The Swiss and Iranian agents of provocation

GWYNNE DYER, Sunday, Dec. 6, 2009, The Japan Times Online


LONDON — There are only four minarets in Switzerland: one for every hundred thousand Muslims in the country. Swiss Muslims keep a low profile, so as not to excite the numerous people in the country who hate and fear them. But since those people are numerous, a political party can prosper by demanding a referendum on whether further minarets should be banned in Switzerland. With luck, that will provoke protests and demonstrations by Muslims.
There is only one nuclear power station under construction in Iran, at Bushehr, and none that is operational. The fuel for the Bushehr reactor will be supplied by Russia, under a contract that was signed long ago. So when the Iranian government orders 10 new uranium enrichment plants for reactors that have not even been designed yet, you may safely assume that it is trying to provoke an attack on Iran.
"Provocation" is no longer a fashionable word, but the tactic it describes has never been more popular. The 9/11 attacks on the United States, for example, were meant to provoke the U.S. into invading Afghanistan.
During the late 1970s and the 1980s, Osama bin Laden watched Washington lure the Soviet Union into invading Afghanistan and cripple it in a long guerrilla war. (Zbigniew Brzezinski, President Jimmy Carter's national security adviser in 1977-80, still boasts about it in his after-dinner speeches.) Bin Laden fought in that war, supported by American money and weapons. With 9/11, he planned to do the same to the Americans themselves.
Even those officials in Washington who understood bin Laden's strategy could not avoid falling into the trap, because American public opinion demanded a prompt military response to the outrage. What makes provocation so effective is that it often works even when your opponent knows what you are up to. He has to act to retain credibility with his own political clientele.
So let us consider the Swiss People's Party (SVP), which sponsored the referendum on Nov. 28 that banned the construction of new minarets in the country. The SVP has become the largest party in the Swiss Parliament by playing on popular fears that immigrants are taking over the country. About 20 percent of the Swiss population are foreign residents, attracted there by the country's prosperity, but only five percent — some 400,000 people — are Muslims.
Muslims have nevertheless become the main target of the SVP's anti-immigrant propaganda, because they inspire more fear than the others. During the referendum, the SVP plastered every flat surface in the country with a poster showing a Swiss flag covered with six black minarets (which looked remarkably like missiles), with a black-clad Muslim woman in full niqab gazing on the scene.
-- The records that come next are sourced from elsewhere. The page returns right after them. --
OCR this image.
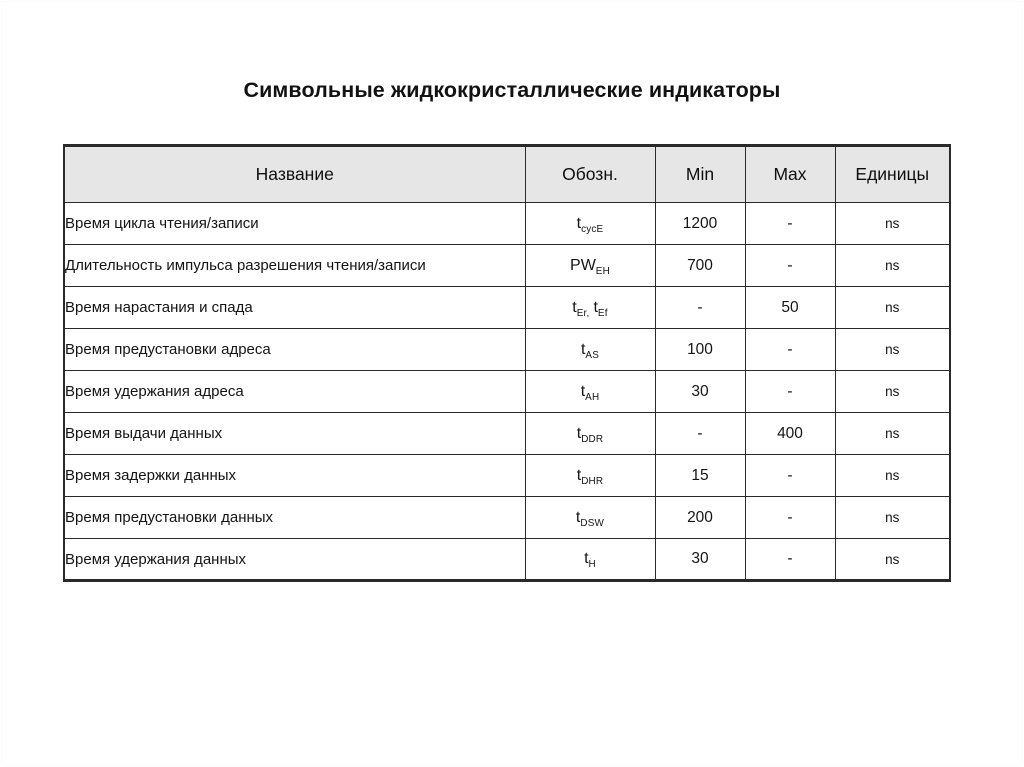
Символьные жидкокристаллические индикаторы
Название	Обозн.	Min	Max	Единицы
Время цикла чтения/записи	$t_{cycE}$	1200	-	ns
Длительность импульса разрешения чтения/записи	$PW_{EH}$	700	-	ns
Время нарастания и спада	$t_{Er,}$ $t_{Ef}$	-	50	ns
Время предустановки адреса	$t_{AS}$	100	-	ns
Время удержания адреса	$t_{AH}$	30	-	ns
Время выдачи данных	$t_{DDR}$	-	400	ns
Время задержки данных	$t_{DHR}$	15	-	ns
Время предустановки данных	$t_{DSW}$	200	-	ns
Время удержания данных	$t_H$	30	-	ns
Religion, weapons, and an oppressed woman who was probably going to produce lots of Muslim babies — it had it all.
The SVP won 29 percent of the votes in the last election in 2007, which is embarrassing enough for the Swiss. In this referendum, it got 57 percent of the votes, so it has clearly found the right button to press. Its ultimate goal, however, is to provoke Switzerland's Muslims into protesting publicly against its policies. If they can be lured into doing that, the backlash among the Swiss could give the SVP complete dominance in the next election.
The next election is probably what is driving policy in Iran, too. President Mahmoud Ahmadinejad and the conservative clerical faction with which he is allied lost most of their political credibility during the rigged elections and the subsequent street protests last spring. They have stabilized the situation by killing dozens of protesters in the streets and jailing and torturing hundreds of others, but that is only a temporary solution.
The only thing that could rebuild popular support for the present government is a foreign attack on Iran. That can only come from the U.S. and/or Israel, and what would motivate them to do such a thing? Well, Iran could announce its was going to build 10 new uranium enrichment plants.
Think about it. Why would Iran announce such a thing in advance? Hitherto, it has always kept what it is doing in the nuclear domain secret as long as possible. Besides, it simply lacks the resources to build 10 uranium enrichment plants at the same time, or even five. Moreover, it knows that this announcement will panic those Israelis and Americans who obsess about Iranian nuclear weapons. So what's the point?
The point of the provocation is to get the Americans and/or the Israelis to attack Iran. The country is too big for them to invade, so the attacks would just be airstrikes. Whatever they destroyed could be repaired after they stop — and they would stop. Iran can shut the Persian Gulf to all tanker traffic by using sea-skimming missiles, and the world cannot do without Gulf oil for more than a few weeks.
If the U.S. or Israel attacks Iran, Ahmadinejad and the clerics will be in power for another 10 years. That's worth putting up with a few bombs for. The decision has been made in Tehran. Now Washington has to decide if it is going to fall for the provocation.

Gwynne Dyer is an independent journalist whose articles are published in 45 countries.